Her harshest words were directed at the National Security Minister, for his public statements that her plight was politically staged. “The saddest and most disheartening part of this entire ordeal is how grossly negligent, irresponsible and defamatory Minister Stuart Young was with his statements about my plea not being real.” At one point the Minister flew over the stranded group in a helicopter. “We did see the helicopter and tried waving for help but please tell me, Minister, does your helicopter have x-ray vision? Was I supposed to jump out and swim hoping you’d see my flailing arms? Tote 4 kids on my head as a totem pole and poke the helicopter?” Baldwin snapped. The obvious gaping

disconnect between the administration and the public was not lost on her. “He clearly does not care but you know what? The citizens of Trinidad and Tobago did, and I thank each and every one of you for your support!” she stated. However, she worries, “Imagine if people believed his irresponsible and negligent statement and did not continue to help us! I am scared to even think about what could have happened!”

Critics slammed Young and the Government for their lack of compassion in ordering all Trinis back to work on Monday. In several parts of the island, low-lying communities were particularly hard hit, and some cut off for days in the continual rainfall caused by the recurring convergence of a tropical wave and the usual Inter-Tropical Convergence Zone (ITCZ), the key weather system near the equator where the northeast and southeast trade winds or doldrums converge in a low-pressure zone that contributes to global air and water circulation.

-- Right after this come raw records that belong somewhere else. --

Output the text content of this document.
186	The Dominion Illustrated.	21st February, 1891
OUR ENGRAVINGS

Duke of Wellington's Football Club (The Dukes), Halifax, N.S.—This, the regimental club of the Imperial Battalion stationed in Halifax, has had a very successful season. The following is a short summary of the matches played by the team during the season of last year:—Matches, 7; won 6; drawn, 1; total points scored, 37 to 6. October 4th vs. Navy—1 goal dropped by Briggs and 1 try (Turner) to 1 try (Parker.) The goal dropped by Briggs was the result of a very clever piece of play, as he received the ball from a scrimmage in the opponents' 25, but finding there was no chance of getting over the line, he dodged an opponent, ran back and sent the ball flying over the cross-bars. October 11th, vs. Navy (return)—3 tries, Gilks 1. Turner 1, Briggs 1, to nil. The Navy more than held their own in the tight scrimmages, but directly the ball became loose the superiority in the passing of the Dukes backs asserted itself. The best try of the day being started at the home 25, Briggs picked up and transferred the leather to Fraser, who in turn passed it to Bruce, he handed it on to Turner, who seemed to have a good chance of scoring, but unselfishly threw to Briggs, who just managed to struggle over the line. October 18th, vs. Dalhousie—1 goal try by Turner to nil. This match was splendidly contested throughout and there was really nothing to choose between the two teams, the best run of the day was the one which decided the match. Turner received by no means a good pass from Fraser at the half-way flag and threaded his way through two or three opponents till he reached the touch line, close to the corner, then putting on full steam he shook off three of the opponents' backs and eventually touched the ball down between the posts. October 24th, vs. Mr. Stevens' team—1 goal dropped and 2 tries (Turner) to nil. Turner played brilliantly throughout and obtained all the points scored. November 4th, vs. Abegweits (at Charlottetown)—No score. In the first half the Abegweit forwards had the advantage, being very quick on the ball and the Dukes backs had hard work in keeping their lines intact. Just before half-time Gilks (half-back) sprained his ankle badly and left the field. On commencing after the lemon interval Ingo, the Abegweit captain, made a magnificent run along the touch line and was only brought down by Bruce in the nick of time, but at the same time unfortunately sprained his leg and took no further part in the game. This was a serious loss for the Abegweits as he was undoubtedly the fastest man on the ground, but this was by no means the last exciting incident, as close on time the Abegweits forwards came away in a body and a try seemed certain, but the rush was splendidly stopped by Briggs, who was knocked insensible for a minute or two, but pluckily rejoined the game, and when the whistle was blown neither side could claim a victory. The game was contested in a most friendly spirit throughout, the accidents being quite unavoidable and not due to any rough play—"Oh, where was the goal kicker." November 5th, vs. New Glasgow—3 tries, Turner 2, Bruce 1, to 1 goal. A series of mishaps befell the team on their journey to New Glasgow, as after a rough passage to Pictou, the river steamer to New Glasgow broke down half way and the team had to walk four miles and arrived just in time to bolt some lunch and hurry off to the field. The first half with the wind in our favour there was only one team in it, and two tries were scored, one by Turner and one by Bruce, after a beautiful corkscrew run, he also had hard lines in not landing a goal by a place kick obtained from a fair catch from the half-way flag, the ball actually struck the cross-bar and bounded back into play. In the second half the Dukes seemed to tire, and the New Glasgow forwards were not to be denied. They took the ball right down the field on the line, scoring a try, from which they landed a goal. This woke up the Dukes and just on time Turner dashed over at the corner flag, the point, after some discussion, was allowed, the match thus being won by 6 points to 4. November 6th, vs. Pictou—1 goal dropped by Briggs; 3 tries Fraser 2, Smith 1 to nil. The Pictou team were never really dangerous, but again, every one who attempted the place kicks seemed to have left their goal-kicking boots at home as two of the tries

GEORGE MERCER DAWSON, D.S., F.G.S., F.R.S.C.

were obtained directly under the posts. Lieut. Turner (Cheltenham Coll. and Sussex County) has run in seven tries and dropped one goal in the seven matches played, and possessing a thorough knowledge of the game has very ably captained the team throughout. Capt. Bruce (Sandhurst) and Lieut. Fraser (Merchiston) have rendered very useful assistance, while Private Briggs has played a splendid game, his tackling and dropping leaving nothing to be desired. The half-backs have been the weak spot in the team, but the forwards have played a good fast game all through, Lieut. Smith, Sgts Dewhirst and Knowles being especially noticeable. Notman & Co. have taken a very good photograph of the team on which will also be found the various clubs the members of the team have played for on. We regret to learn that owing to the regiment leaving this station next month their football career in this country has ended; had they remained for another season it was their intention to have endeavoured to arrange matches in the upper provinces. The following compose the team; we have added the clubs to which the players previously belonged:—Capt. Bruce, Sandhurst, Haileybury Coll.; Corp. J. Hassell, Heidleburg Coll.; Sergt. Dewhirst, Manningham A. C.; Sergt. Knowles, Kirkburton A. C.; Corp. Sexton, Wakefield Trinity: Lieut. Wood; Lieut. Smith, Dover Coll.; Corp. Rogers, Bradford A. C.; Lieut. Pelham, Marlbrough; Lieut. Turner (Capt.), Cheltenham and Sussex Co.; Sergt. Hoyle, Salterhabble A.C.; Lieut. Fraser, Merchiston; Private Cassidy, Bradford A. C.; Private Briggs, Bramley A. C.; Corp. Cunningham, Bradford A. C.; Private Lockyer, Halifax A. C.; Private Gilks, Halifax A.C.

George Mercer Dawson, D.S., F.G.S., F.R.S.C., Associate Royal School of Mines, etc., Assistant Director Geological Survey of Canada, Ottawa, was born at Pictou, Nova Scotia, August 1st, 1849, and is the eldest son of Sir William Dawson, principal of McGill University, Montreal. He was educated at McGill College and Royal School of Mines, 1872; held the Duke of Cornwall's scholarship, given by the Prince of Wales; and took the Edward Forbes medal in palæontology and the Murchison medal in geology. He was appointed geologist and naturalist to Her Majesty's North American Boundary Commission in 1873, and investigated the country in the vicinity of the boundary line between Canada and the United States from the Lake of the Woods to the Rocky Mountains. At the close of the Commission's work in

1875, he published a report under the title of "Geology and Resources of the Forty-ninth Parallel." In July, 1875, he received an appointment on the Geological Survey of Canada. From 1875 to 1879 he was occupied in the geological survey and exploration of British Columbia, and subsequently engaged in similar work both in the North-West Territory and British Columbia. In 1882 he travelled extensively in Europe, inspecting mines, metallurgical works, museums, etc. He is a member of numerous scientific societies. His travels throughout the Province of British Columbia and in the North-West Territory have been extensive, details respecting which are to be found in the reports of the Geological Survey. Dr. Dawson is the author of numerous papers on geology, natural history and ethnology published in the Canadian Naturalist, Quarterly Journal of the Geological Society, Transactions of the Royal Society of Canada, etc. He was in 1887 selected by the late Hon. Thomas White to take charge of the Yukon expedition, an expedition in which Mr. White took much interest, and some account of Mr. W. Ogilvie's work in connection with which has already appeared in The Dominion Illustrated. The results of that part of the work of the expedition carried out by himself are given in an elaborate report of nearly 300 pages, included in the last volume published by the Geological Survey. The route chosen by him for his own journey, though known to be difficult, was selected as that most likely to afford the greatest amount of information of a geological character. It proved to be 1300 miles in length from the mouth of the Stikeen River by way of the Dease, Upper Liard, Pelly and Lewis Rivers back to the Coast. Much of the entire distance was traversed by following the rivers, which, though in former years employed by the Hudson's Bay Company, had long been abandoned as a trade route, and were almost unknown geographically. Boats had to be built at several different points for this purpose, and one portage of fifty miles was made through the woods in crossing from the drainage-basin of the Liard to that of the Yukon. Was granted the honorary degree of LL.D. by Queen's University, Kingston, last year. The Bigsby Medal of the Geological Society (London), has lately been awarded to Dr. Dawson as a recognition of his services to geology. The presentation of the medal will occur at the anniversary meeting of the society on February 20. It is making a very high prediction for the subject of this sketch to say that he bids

With water reaching the ceilings of houses, leaving behind an ugly mud strewn mess, destroying the contents and the dreams of those who lived there, victims are understandably traumatised at having lost in hours all that they worked for in a hard lifetime. These are distressing scenes that have become all too common with each big storm, as the affected lug their drenched dogs, stunned children and small garbage bags, wading through waist high dirty waters to face the unknown, suddenly bereft of cars, homes and the objects that define us.

One woman pointed out there was “not a Councillor in sight… no Army…no Fire (Officers)…no Police… no MP… no ODPM… nothing in Ramlal Trace, Warren. (Cunupia, Central Trinidad). The neighbours came together to rescue those trapped…the ordinary good citizens were cooking (and) sharing food (and) water. Not a single piece of rescue equipment was there from the protective services.”

Two tremors reminded us on Monday, that Trinidad and Tobago like much of the Eastern Caribbean rests uneasily in a seismically active region, even as the damaging floods have left alarming questions and growing concern about how well equipped the nation is, to cope with a real disaster such as a category four hurricane or a major earthquake. Possibly facing the greatest development challenge of increasing weather extremes certain with climate change, countries like Guyana also have to draw hope from the heartwarming images of ordinary Trinis doing extraordinary things, and to continue believing that calamities can bring out the best in us as well.  

ID agrees with the commentator who argued “we have to lookout for each other” and “the graves don’t care if you belong to either (major political) party.”